Here’s the best way to clean your textured vinyl flooring.
What you need
For an easy to perform self-cleaning of your textured vinyl flooring, you will need the following:
- A soft Brush
- Apple Cider Vinegar
- Baking Soda
- Jojoba Oil (for dealing with scruffs)
- Mineral Spirit/nail polish remover (when dealing with stains left behind by crayons, nail polish, ink, paint, and dye).
It is easy to get your hands on most of these products, and you can purchase them for a fair price.
Step 1: Prepare your Vinyl floor surface for cleaning.
Always make sure that your floor surface is free from dust, mud, and other contaminants before cleaning. You can start by sweeping the floor using a broom or a vacuum cleaner. Pay special attention to areas under pieces of furniture, corners, and other hard-to-reach surfaces.

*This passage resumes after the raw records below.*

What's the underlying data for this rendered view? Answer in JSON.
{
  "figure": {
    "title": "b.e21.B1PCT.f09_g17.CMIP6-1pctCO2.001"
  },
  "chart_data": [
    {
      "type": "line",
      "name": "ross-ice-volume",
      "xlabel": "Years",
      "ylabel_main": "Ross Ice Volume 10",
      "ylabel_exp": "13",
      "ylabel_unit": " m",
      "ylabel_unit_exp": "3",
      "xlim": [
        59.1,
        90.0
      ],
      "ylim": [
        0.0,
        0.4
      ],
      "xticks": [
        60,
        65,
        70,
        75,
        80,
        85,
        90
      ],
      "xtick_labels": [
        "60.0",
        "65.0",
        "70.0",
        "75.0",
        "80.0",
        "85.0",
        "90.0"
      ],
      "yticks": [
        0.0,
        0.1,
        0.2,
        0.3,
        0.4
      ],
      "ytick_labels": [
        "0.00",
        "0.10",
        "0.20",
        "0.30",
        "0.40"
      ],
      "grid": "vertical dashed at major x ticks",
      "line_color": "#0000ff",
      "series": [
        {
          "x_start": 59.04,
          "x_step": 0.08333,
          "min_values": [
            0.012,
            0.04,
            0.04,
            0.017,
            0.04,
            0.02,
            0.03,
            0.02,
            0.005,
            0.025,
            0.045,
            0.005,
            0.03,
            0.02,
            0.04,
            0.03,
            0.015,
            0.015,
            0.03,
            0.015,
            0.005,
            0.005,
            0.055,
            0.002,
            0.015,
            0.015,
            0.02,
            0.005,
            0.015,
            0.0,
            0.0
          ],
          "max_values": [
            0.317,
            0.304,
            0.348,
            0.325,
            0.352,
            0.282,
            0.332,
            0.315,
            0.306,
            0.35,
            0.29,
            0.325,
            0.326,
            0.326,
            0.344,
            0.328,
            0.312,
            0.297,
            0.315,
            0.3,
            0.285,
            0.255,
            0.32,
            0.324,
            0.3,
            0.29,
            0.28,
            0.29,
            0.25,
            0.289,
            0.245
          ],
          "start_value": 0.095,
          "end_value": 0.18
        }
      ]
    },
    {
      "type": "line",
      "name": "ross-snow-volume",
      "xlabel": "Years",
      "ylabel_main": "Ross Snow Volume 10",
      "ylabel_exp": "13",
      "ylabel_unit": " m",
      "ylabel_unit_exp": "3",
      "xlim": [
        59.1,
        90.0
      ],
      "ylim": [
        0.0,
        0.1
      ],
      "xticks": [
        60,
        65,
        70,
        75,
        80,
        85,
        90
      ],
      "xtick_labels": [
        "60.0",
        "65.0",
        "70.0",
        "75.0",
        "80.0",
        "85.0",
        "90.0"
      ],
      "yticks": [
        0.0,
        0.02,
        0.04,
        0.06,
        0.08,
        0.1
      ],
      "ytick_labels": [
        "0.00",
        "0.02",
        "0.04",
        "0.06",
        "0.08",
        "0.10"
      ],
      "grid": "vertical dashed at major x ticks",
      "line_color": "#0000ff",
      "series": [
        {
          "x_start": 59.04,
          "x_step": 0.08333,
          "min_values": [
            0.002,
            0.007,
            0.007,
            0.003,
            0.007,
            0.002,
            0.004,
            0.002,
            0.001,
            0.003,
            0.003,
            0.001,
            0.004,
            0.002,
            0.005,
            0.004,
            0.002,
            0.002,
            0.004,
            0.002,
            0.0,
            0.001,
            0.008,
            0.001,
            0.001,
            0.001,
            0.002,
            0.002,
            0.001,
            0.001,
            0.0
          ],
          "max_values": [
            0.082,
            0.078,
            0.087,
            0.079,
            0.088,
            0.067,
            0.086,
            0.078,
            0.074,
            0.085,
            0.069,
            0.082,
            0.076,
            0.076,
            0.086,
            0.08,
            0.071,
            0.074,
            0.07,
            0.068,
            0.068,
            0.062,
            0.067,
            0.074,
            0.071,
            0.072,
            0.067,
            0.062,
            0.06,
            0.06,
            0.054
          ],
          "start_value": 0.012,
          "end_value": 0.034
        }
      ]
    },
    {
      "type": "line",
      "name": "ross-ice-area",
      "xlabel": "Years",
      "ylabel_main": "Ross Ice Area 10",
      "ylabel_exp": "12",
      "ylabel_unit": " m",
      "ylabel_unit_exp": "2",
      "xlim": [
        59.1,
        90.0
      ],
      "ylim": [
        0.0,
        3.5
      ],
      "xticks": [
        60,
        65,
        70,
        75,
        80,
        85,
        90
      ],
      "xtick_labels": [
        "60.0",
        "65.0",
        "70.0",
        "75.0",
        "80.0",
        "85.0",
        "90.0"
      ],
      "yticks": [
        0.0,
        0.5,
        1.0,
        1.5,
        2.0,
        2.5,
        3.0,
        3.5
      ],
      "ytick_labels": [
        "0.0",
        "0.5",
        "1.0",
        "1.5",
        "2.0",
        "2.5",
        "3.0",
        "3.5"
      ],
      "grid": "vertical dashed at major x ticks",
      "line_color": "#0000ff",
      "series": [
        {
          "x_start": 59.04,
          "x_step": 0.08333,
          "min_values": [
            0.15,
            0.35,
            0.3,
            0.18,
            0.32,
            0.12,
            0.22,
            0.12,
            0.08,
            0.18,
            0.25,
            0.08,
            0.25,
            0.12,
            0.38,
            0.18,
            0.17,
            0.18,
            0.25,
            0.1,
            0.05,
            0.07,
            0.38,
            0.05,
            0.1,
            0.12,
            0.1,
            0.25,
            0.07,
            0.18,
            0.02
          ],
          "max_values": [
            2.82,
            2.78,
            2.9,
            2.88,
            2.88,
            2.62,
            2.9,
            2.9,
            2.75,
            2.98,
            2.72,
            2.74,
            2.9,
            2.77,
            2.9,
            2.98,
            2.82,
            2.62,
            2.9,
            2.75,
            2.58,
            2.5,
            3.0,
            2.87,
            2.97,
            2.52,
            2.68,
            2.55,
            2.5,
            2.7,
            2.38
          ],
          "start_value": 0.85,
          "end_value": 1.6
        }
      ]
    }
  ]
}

It’s never a good idea to use soap and water to clean a vinyl floor. The soap contains oils that easily attract dirt and might make the situation worse.
Step 2: Clean your floor with vinegar.
Vinegar is one of the best products to use when cleaning a vinyl floor. Apple Cider vinegar can provide you with additional disinfectant benefits that leave your floor surface squeaky clean.
Mix one cup of vinegar with a gallon of hot water and gently mop your floor. You can use a soft nylon scrubbing brush to work on tile joints and other spaces between your flooring. Most dirt particles remain on the adhesive material and might accumulate over time. As you clean, you might find stubborn stains such as ketchup, grape juice, ink markings, etc. Deal and remove each stain with an appropriate cleaning agent before proceeding to the next phase.
It’s a good idea to mop the floor a second time using the vinegar-hot water combination before allowing your floor to dry. Pay special attention to potential areas of interest like baseboards and corners to ensure that the surfaces are completely free from dirt and other stains before you move on to the rest of the house.
Step 3: Give your floor time to dry.
Once you are sure that everything is clean, always remember to give your floor enough time to dry. You can also open your windows and allow for sufficient airflow within your house before allowing others to enter.
How to prevent dirt on textured vinyl floors
Cleaning your vinyl flooring should always be a last resort. It’s better to take precautions to prevent dirt and other impurities from affecting the quality of your floor surface.
You can start by placing a doormat on high traffic entry points such as your doorways to safeguard against dirt and mud. Most doormats are reasonably inexpensive and include many different patterns and models suitable for indoor use.
Some heavy pieces of furniture might also damage the quality of your flooring and might cause tears, cracks, and other undesired effects. When moving such objects, you can use plywood and planks to safeguard against scratch marks, creases, etc. You can also use vinyl coasters to prevent indentation, which can also affect your flooring negatively.
Create a routine when cleaning your vinyl flooring. Most vinyl floors don’t require regular attention, but dirt accumulation can cause your vinyl to lose value over time. You might have to sweep your floor frequently to prevent dirt from accumulating on tile joints and other hard-to-reach places.